Design+by+Grace+Summers

Design by Grace Summers

On July 27, 2016, Apple reached a corporate milestone.

On that day, Apple released a statement that it had recently sold the one billionth iPhone – and as CEO Tim Cook would later comment in an interview with The Verge, “it’s become more than a constant companion.”

Almost two years later, the effects are visible. Tangible even. Cook could not have been more apt in his description, or rather, his prediction.

This “billionth” product is only a sliver of context; it does nothing to predict the amount of Samsung, Vivo, Oppo or other smartphone alternatives circulating the globe nor does it include other Apple products, like iPads.

With this in mind, a conclusion can be drawn, the nature of which is simple: one billion phones then mean more than one billion users now and as more and more people plug into the network at increasingly younger ages, our lives continue to become more entwined with these pocket-sized rectangles.

Simply mentioning these facts will inspire many to jump to their favorite associated social ills – texting and driving, superficiality of the modern-day relationship and a decline in the quality of human interaction are only a few.

However, excessive cell phone usage has the ability to pose a problem of a completely different sort: parenting. Evidence? The iOS App Store.

Type in a few keywords and prepare to scroll, because a myriad of apps has been released on this platform with the same intention – allowing parents to monitor their child’s access to the internet, social media, and mobile games.
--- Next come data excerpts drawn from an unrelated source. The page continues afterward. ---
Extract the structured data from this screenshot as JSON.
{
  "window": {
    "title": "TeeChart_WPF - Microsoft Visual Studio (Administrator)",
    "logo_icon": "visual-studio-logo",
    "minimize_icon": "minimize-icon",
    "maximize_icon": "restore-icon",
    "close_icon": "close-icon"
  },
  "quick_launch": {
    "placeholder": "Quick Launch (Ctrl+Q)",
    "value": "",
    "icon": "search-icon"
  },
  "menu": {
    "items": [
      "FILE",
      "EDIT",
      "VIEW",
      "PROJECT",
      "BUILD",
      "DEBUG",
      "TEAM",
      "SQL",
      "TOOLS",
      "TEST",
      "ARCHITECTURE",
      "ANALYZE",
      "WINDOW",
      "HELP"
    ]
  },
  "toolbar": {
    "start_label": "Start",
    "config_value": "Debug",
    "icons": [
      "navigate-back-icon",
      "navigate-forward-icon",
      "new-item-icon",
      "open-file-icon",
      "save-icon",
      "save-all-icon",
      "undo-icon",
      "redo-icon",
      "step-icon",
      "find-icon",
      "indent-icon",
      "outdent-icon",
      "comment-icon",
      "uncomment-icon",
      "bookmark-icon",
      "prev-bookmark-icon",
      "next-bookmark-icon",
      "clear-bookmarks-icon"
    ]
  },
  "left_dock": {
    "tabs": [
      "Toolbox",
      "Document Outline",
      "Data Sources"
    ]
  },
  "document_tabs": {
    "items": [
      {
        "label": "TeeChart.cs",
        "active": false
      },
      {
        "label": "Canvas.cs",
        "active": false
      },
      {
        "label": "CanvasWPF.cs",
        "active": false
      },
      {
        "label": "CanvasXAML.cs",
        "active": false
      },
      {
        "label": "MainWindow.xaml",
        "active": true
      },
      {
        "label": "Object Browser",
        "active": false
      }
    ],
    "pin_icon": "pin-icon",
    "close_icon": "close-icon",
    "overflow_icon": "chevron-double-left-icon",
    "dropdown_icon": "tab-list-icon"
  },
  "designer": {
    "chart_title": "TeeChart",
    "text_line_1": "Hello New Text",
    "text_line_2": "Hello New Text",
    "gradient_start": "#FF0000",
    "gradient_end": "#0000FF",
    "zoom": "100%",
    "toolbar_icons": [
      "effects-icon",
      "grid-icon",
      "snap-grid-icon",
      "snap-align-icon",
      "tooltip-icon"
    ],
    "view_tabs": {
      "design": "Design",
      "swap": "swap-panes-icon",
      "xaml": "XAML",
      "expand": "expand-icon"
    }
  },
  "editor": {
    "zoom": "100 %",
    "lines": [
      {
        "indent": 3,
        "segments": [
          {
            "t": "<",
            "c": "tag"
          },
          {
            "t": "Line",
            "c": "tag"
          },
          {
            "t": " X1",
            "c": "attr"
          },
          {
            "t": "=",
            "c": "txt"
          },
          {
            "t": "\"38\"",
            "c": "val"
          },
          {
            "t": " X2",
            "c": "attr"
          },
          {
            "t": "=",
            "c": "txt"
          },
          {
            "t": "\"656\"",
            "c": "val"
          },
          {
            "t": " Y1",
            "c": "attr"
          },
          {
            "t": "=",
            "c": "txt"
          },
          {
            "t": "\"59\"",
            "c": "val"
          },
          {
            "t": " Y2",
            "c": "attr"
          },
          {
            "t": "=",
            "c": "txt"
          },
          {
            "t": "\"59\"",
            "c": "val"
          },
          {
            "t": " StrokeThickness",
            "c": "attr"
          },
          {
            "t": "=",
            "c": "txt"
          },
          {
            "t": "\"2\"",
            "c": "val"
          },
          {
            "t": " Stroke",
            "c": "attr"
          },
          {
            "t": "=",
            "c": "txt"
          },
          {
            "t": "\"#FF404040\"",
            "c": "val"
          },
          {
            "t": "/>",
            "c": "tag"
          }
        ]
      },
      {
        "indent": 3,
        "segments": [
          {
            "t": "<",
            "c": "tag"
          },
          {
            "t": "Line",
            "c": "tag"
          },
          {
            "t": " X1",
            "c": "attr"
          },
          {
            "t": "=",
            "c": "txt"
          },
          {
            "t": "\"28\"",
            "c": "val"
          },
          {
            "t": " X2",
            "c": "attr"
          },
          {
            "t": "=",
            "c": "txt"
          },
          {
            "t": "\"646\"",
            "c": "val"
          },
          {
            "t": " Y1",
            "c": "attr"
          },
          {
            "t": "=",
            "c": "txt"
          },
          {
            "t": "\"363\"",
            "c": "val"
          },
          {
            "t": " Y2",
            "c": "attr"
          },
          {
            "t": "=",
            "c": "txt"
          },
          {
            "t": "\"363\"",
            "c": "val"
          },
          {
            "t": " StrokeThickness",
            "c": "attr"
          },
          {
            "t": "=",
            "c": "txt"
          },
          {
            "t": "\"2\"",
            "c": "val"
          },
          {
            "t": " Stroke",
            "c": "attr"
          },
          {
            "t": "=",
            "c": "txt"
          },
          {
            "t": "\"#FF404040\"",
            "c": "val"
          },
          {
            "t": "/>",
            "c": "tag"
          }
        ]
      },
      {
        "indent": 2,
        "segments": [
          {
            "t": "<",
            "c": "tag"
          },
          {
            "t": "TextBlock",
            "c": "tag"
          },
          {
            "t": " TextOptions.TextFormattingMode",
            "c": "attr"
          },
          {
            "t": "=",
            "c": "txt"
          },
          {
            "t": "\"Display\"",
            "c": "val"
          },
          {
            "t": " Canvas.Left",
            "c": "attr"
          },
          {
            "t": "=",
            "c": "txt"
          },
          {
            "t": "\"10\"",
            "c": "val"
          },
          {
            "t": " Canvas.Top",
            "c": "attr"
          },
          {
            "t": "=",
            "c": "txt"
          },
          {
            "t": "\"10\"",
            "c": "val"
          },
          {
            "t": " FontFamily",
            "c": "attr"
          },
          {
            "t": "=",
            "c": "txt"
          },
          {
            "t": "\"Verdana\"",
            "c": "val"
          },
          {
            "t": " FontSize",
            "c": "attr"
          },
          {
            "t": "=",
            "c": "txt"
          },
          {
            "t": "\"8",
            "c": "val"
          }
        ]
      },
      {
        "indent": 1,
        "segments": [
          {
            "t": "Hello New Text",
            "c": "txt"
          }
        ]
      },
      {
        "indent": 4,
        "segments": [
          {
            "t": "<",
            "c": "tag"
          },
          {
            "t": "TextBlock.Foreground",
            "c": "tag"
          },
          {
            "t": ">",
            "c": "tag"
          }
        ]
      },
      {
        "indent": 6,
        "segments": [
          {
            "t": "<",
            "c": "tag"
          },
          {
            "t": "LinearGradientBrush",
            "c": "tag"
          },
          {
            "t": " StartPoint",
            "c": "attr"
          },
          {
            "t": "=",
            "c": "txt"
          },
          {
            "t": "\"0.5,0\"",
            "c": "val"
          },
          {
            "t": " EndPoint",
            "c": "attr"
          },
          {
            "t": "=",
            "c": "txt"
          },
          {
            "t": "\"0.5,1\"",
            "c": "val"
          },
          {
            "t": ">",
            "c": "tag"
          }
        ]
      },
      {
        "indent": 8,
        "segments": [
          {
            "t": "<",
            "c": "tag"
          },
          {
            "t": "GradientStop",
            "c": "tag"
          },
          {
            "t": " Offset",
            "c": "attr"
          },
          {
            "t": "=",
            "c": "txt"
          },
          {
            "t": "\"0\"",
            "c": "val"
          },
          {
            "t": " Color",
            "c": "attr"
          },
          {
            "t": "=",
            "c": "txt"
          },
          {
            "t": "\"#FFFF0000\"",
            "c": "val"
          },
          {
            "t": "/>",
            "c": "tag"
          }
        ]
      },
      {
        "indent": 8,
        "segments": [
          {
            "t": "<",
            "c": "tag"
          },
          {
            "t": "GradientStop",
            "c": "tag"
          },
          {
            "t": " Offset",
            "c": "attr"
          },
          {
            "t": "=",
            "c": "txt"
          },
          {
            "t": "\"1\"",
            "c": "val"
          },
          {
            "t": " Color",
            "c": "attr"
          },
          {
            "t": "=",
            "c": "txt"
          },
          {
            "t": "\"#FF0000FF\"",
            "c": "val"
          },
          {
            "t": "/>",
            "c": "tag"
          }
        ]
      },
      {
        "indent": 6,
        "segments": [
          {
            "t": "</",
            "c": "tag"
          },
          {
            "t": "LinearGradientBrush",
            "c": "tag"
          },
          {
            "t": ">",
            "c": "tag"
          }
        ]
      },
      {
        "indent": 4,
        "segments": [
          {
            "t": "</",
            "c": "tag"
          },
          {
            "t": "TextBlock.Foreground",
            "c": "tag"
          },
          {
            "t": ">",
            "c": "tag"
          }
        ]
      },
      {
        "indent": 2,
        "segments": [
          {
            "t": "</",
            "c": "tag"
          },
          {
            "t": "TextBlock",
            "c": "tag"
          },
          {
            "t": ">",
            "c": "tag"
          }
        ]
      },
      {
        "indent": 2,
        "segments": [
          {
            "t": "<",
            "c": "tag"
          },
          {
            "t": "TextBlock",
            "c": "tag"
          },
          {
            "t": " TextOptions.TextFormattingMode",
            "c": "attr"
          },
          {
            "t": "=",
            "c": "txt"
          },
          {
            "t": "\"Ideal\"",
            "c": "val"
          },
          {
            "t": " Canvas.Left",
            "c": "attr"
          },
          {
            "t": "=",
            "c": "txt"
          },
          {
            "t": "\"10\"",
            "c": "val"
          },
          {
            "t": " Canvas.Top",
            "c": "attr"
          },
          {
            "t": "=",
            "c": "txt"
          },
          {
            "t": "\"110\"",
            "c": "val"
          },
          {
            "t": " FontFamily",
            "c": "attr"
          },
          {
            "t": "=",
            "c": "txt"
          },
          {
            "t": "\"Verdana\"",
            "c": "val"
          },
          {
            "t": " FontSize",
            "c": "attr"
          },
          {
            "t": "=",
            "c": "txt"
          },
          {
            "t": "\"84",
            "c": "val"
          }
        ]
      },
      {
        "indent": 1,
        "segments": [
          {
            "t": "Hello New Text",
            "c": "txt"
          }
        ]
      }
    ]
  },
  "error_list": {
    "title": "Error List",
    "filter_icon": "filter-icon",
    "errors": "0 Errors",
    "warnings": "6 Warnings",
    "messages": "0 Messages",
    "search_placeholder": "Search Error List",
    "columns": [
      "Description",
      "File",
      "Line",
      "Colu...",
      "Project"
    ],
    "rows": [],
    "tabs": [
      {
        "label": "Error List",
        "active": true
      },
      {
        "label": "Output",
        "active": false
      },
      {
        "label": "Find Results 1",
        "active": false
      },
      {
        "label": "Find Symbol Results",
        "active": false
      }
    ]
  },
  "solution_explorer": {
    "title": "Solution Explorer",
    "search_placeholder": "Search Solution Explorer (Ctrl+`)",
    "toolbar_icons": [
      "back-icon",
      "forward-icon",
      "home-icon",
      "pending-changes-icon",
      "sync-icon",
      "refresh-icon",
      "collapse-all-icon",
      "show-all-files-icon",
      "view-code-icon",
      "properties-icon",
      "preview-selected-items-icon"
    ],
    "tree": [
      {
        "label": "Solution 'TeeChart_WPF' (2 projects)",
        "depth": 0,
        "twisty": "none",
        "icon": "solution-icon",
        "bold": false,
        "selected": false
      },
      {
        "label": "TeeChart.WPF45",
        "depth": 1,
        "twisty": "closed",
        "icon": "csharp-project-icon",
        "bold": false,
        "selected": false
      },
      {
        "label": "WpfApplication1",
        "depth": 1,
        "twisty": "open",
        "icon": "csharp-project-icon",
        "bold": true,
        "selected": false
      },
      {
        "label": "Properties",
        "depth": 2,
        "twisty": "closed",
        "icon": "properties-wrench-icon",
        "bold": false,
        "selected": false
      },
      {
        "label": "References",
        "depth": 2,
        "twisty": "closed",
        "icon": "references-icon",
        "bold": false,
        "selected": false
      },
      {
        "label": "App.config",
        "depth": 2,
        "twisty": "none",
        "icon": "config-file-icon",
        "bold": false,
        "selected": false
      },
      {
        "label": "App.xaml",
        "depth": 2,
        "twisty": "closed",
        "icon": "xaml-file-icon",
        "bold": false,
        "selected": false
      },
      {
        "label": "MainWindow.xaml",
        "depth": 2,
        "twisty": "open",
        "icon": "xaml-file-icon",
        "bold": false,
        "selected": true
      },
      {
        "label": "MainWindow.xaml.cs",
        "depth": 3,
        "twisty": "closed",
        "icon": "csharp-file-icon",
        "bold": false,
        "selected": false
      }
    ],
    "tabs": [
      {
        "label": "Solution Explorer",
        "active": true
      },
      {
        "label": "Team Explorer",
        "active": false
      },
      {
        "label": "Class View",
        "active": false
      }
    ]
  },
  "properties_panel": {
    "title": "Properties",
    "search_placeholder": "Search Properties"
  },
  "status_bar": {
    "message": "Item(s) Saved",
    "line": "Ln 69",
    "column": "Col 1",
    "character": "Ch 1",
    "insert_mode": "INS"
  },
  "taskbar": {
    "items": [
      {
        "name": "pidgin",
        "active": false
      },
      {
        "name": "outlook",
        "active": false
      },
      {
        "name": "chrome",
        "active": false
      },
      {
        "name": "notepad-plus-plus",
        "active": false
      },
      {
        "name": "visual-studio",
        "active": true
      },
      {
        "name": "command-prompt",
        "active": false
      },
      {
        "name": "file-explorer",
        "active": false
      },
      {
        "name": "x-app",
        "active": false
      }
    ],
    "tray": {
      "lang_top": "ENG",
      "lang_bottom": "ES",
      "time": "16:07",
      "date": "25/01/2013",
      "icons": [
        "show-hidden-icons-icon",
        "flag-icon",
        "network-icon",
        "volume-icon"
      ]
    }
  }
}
This speaks to an issue that’s been plaguing all users, for it appears that the human race is having a difficult time saying “no” and it’s transferring to our kids.

One of the most popular solutions marketed today, out the many options attempting to handle this problem, is an app called SCREEN TIME. By creating an account, parents have the ability to limit usage of certain apps, access search history, create tasks for kids to do and “reward” their children with extra screen time.

It’s all the micro-managing of parenting, but without the troublesome interaction. Use an app to stop others from using apps. SCREEN TIME even has a function so children won’t be able to uninstall it.

How quaint.

While there may be situations where these measures are justified, and even necessary for the health of a household, this feels like the wrong approach.

Resorting to outside infrastructure in order to prevent children from using their phones seems to miss the objective, for one would assume that the goal is to teach a child the skills that will enable them to monitor themselves.

These apps seem result driven- a quick fix for parents who are tired of seeing their child’s eyes glued to a screen but it’s missing the self-development. Once the strict guidelines are removed, who knows if the child will revert back to their old habits in the vacuum of restriction.

Concern over the time spent time “plugged in” is a valid worry but the approach of the apps themselves may be concerning as well. Excessive monitoring of a child (with all its good intentions) has been proven to be psychologically damaging; children who had overly-controlling parents have been found to score lower on surveys measuring happiness and general wellbeing well into their adult life, according to experts at University College London.

Apps like these may keep kids off their phones now, but nothing will change the lingering feeling of being watched from their psyche.

So why can’t parenting involve a conversation – a mutual respect in which parents teach children skills instead of implementing a third-party solution? Why is the incentive system baked into these apps turning screen time into a reward?

Being able to responsibly manage one’s time is a skill that’s importance will only increase as technology continues to compete for our attention, each new feature on each new model seducing the public with its novelty wrapping and tempting possibilities.

Which leaves us with the real questions: why are we denying these skills to our youth – why do refuse to equip the heirs to the future with the tools to success?

Why are we so afraid of self-restraint?